By when do you think things should start to look positive?
For the real turnaround, we will need at least 12-18 months. I did expect the turnaround faster but that’s not possible. The government is making all the positive sounds but now we need action.
International markets have done well. Do you think they will be the major source of growth for the company?
We have been focused on the international market and are seeing some results. But that market, too, has its challenges. The international market is challenging for Indian players. Even there, the overall conditions are not good. Europe is under pain, you have a Russian standoff and elections in Greece. Major European governments are worried about their funding for projects. Add the slowing in China, so half the global market is under stress.
Exporting is not easy and added to this, India is not a great brand when it comes for exporting. We compete with players from China and Korea who have huge support from their governments. They have sovereign to sovereign credit. The only way we have managed to gain market is by giving quality products and focusing on solutions rather than only selling equipment.
What are your expansion plans abroad?
We have taken the initiative to set up a manufacturing centre in Indonesia. We are looking at Southeast Asia as a major market for our products and need to localise our activity there. We are still confident that we can double our revenue from international markets in the next five years.

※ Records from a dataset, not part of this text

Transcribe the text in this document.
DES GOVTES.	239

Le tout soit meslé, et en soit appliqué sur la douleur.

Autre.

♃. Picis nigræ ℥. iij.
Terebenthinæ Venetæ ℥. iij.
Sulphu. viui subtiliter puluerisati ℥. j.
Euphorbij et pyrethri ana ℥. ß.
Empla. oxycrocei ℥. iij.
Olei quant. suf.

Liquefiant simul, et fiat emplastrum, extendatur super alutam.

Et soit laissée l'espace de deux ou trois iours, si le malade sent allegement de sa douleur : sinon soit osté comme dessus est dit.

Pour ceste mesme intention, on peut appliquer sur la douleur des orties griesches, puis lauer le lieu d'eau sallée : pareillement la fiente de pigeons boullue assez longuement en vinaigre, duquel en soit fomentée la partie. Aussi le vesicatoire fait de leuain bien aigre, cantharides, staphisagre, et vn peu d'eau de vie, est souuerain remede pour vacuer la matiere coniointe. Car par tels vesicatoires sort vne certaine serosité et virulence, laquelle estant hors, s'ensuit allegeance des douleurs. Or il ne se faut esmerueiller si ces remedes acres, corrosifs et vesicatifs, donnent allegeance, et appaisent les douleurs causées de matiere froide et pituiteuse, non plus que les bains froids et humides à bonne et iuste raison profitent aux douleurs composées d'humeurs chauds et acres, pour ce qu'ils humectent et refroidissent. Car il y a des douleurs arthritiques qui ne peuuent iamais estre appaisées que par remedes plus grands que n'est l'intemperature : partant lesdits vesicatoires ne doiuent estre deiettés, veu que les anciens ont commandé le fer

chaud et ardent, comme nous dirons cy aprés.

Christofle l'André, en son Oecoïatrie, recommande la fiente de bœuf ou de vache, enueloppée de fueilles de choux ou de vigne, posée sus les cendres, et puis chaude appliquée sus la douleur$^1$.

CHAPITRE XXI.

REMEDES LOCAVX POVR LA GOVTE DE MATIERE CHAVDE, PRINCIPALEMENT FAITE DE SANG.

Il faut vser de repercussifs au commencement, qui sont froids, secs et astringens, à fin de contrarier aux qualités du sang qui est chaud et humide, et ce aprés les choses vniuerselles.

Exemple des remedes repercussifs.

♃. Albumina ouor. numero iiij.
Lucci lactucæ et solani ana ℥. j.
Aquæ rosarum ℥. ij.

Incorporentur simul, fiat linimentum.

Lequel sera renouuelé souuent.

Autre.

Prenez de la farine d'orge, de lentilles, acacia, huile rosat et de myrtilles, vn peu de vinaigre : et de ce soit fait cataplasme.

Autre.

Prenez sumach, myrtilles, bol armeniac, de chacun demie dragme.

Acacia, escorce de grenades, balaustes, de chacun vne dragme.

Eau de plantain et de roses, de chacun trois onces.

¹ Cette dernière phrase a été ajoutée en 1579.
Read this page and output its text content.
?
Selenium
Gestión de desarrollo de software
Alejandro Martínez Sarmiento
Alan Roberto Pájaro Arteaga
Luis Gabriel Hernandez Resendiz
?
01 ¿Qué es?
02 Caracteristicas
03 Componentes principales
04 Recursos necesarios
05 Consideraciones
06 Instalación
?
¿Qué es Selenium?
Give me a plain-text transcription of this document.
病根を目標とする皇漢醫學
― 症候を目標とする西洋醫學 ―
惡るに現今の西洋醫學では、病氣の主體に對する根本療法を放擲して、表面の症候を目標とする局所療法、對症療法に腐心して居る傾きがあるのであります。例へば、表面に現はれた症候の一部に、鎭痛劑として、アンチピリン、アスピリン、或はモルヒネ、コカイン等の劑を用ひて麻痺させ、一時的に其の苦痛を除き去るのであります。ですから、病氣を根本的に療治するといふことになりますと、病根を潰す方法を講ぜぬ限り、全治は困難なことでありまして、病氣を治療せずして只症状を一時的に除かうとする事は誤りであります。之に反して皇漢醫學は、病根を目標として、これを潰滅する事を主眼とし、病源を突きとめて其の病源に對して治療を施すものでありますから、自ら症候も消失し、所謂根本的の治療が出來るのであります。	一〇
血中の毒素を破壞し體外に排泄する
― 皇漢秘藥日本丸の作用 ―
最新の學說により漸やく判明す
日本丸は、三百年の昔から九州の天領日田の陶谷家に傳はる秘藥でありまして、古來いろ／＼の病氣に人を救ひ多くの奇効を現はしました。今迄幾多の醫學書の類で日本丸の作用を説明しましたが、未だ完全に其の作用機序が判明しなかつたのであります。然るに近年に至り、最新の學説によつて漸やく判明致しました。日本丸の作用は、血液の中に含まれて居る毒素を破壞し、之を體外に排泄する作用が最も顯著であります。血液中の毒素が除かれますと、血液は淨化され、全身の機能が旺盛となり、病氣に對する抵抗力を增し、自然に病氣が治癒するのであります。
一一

How do you see this year panning out and how does 2015 look?
We have already done with three quarters. In the current year, we will grow at both top line and bottom line. Next year, the challenges will be unfolding and we will be struggling a bit to ensure we retain our growth rate. We will be opening with a lower carry-forward order. If that is the case, then the next year will have a better order book.
You did say that sentiments are positive and the government needs to take action. Do you think the government’s action to resort to ordinances to get started will impact growth momentum for companies like yours?
There are things for which the government does not need parliamentary action. Politicians should keep the country ahead of political differences. The coming Budget can be used to kick-start the investment cycle through large infrastructure projects. So far, they have spoken about what they want to do; now, we need to see action.